Being a small fund, one common question we get is whether we have follow on capital. Like most VC’s, we do have follow on and generally invest more than we originally did when we follow on (we’ve done it twice out of 12 investments), but like most VC’s, our follow on capital comes with strings. Here’s what VC don’t tell you about their follow on capital:
-You’ve got to earn it. No good investor throws good money after bad, so if your business is underperforming, do not expect a VC that has follow on capital to provide it. Generally, a VC has to underwrite your business from scratch when they consider making another investment in your company. This means going to committee and convincing their partners that they would do the investment even if they weren’t already invested.
-It won’t be the best deal. If you only turn to your existing VC for your new round and don’t test the general market, that’s an inside round and you’re unlikely to get a great deal. When VC have to compete, your valuation improves, so unless you absolutely have to do an inside round, you should go out to the wider market when it’s time to fundraise and at least see what you can get.

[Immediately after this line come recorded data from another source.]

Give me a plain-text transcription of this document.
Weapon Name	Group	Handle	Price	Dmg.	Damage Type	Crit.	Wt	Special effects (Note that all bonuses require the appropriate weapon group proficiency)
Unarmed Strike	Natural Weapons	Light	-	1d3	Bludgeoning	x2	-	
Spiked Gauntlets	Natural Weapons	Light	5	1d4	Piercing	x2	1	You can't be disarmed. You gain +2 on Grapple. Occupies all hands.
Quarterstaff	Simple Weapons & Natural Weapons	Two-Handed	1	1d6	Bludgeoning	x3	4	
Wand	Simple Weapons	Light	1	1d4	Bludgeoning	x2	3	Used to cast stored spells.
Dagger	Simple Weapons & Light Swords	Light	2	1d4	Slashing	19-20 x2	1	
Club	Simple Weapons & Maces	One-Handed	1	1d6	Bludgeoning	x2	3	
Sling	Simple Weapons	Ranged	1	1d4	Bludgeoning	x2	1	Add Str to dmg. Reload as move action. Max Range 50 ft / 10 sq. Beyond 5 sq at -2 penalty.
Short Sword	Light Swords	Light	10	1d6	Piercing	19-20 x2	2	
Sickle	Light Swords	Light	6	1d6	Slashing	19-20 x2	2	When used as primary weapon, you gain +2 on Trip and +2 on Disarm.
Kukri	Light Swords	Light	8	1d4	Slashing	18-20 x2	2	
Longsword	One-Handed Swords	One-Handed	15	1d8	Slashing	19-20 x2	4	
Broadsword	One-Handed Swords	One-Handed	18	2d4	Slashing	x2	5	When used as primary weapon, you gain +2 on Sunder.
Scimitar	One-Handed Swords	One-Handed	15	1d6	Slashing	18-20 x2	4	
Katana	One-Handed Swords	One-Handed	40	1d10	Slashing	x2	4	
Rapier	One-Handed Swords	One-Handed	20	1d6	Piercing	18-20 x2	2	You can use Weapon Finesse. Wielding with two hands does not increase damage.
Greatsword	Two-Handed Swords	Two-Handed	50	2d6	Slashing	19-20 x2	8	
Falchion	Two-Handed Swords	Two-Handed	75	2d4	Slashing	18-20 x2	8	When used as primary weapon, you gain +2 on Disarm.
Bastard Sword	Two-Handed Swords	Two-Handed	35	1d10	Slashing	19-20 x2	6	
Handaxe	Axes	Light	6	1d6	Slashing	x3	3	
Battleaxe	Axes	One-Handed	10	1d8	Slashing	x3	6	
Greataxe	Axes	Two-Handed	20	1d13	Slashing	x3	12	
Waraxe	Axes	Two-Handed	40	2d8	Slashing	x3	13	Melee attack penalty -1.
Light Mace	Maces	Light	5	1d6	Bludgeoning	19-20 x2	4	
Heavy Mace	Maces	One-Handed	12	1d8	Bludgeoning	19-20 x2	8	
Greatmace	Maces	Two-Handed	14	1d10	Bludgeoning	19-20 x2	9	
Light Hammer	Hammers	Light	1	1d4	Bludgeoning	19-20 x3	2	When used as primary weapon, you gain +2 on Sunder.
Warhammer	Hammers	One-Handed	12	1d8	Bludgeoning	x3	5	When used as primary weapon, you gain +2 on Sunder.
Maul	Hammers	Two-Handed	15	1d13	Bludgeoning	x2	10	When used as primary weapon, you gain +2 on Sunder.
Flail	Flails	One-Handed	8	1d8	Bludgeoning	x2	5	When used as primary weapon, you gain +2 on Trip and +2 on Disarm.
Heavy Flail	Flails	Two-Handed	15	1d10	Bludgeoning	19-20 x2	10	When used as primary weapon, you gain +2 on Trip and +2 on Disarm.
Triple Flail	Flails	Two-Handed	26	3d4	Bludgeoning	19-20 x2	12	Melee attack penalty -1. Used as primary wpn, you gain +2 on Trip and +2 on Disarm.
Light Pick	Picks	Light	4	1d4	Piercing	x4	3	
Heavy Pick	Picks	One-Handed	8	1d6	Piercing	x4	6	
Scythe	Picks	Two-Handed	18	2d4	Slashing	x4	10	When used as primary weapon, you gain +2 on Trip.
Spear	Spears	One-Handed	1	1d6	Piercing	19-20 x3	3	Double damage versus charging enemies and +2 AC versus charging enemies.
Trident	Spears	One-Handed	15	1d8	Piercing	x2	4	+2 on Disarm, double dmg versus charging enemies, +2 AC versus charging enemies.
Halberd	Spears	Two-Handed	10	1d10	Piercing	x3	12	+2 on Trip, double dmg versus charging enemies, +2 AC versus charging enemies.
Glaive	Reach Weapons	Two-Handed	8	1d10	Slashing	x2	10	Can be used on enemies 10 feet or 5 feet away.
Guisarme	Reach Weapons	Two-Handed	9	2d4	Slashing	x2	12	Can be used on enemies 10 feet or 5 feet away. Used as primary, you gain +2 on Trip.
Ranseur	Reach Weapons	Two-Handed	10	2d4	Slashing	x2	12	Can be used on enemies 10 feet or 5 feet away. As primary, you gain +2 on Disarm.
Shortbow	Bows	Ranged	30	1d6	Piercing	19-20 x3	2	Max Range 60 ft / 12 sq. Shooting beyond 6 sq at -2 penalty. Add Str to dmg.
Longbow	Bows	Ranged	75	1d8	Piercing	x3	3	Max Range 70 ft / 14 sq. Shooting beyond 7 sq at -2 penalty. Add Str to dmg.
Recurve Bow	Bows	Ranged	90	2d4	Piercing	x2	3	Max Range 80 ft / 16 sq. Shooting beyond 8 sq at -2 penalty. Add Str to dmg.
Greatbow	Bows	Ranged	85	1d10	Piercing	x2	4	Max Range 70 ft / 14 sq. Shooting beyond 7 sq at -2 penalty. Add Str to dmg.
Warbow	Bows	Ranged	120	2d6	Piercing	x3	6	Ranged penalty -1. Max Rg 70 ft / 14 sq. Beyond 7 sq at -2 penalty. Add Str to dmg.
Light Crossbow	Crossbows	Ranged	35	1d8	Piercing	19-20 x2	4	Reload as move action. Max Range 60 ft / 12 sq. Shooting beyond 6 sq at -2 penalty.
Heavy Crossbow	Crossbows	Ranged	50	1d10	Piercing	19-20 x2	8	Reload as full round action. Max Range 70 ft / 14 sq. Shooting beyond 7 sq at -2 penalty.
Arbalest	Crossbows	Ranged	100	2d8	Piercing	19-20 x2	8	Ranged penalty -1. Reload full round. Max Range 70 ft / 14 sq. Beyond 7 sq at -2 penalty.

-Some VC need a 3rd party. Some VC can’t give you follow on capital unless a new investor comes in and prices the round. The reason: the VC needs a 3rd party to validate the investment to his own investors/LP’s.
All that said, follow on capital is valuable in two situations: i) when a new investor wants your current VC to invest in the new round; and ii) an inside round from current investors is optimal (maybe you want to close quickly and get on with life, maybe you’re underperforming and outside capital isn’t an option, etc). So, follow-on capital isn’t useless, but don’t over value it when evaluating VC’s.